Peanut Butter Ice Cream Cake


Peanut Butter Ice Cream Cake
Preheat oven at 180℃

One  8” cake tin
1.5 L Peanut Butter ice cream or any flavor
Method:
1. Line the tin with plastic over hanging from all sides.
(This will able to remove the ice cream from the cake tin)
2. Transfer the ice cream into prepared cake tin and smoothen it according to the shape of the cake tin.
3. Keep in the freeze at least for 6 hours or more.

Cake Base (Sponge Cake) 1 Line 10” size cake tin
Ingredients (If you wish to do vanilla flavor please omit the cocoa powder.
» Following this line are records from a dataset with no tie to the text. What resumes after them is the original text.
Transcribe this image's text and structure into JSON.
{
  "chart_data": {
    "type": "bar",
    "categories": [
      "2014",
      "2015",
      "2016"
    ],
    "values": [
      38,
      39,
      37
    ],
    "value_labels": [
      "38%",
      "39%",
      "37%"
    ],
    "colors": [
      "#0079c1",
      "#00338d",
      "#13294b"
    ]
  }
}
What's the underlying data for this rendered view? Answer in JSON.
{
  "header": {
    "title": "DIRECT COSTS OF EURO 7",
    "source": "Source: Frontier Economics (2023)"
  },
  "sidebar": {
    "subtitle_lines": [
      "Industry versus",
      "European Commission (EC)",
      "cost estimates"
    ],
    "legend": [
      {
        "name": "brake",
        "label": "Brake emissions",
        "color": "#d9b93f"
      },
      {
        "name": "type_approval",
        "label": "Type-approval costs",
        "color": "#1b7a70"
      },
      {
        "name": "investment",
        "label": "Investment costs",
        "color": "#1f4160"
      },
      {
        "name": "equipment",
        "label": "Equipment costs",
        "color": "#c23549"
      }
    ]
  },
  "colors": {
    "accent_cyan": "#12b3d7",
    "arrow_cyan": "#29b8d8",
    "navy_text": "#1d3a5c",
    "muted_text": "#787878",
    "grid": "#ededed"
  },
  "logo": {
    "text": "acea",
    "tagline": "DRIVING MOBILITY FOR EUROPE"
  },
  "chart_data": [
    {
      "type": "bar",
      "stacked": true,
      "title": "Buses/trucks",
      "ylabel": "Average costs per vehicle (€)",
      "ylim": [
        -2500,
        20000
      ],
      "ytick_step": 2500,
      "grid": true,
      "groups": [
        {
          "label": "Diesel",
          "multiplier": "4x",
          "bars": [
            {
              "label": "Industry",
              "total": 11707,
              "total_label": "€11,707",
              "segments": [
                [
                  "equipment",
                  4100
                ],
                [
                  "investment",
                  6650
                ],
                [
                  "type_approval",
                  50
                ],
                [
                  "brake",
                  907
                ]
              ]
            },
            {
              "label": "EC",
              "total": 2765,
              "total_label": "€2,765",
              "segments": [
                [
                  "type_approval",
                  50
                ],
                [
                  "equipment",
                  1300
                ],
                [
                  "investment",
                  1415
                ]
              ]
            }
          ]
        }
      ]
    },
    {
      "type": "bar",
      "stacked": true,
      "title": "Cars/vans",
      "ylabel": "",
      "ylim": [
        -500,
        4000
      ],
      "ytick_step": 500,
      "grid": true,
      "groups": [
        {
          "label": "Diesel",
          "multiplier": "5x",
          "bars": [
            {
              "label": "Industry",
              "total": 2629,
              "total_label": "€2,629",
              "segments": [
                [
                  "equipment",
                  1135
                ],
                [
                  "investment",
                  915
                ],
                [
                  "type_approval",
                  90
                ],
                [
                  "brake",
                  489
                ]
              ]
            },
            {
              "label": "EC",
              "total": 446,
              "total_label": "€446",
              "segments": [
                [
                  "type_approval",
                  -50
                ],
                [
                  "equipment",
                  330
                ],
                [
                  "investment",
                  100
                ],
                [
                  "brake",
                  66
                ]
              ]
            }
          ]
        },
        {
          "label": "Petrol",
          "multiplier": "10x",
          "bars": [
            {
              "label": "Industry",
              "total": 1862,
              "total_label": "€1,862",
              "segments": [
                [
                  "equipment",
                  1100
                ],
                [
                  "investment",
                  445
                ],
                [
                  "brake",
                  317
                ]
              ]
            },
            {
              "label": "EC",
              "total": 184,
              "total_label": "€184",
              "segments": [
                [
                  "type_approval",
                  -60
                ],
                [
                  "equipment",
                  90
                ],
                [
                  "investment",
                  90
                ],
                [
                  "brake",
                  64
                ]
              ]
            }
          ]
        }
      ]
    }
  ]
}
Flour will be 150g)
(A)
7 (L) eggs (whole egg)
80g caster sugar
(B)
70 ml milk
1tsp vanilla extract
(C)
130 g super fine flour + 20g cocoa powder (shift) (mix well)
(D)
75 ml corn oil
Topping (Meringue)
5 (L) egg whites
70g caster sugar
1 tsp. vanilla extract

Method for Cake
1. Beat (A) till light and creamy from speed 8 for 3 second then speed 6 till creamy.
2. Still at speed 6 slowly add in (B).
3. Remove bowl from mixer. Gently fold in (c) & (d) alternate till all well mix.
4. Pour into prepared cake tin and bake for 25 minutes or when touch it spring up.
5. Remove the cake to cool.
To assembly the cake
1. Cut the sponge cake according to 8” size of ice cream.
2. Remove the ice cream from the cake tin and stake on top of the cake.
3. Freeze for another 2-3hours.
Method for meringue
1. Put all egg whites in the mixer bowl and gradually increase the speed to 10 for 2 second and reduce to speed 8 and 6. Slowly add in the sugar and vanilla extract. Beat till light & fluffy. But not stiff.
To spread topping
Remove the cake from freeze. Spread the meringue all over the cake. Use the brulees torches to caramelize the meringue.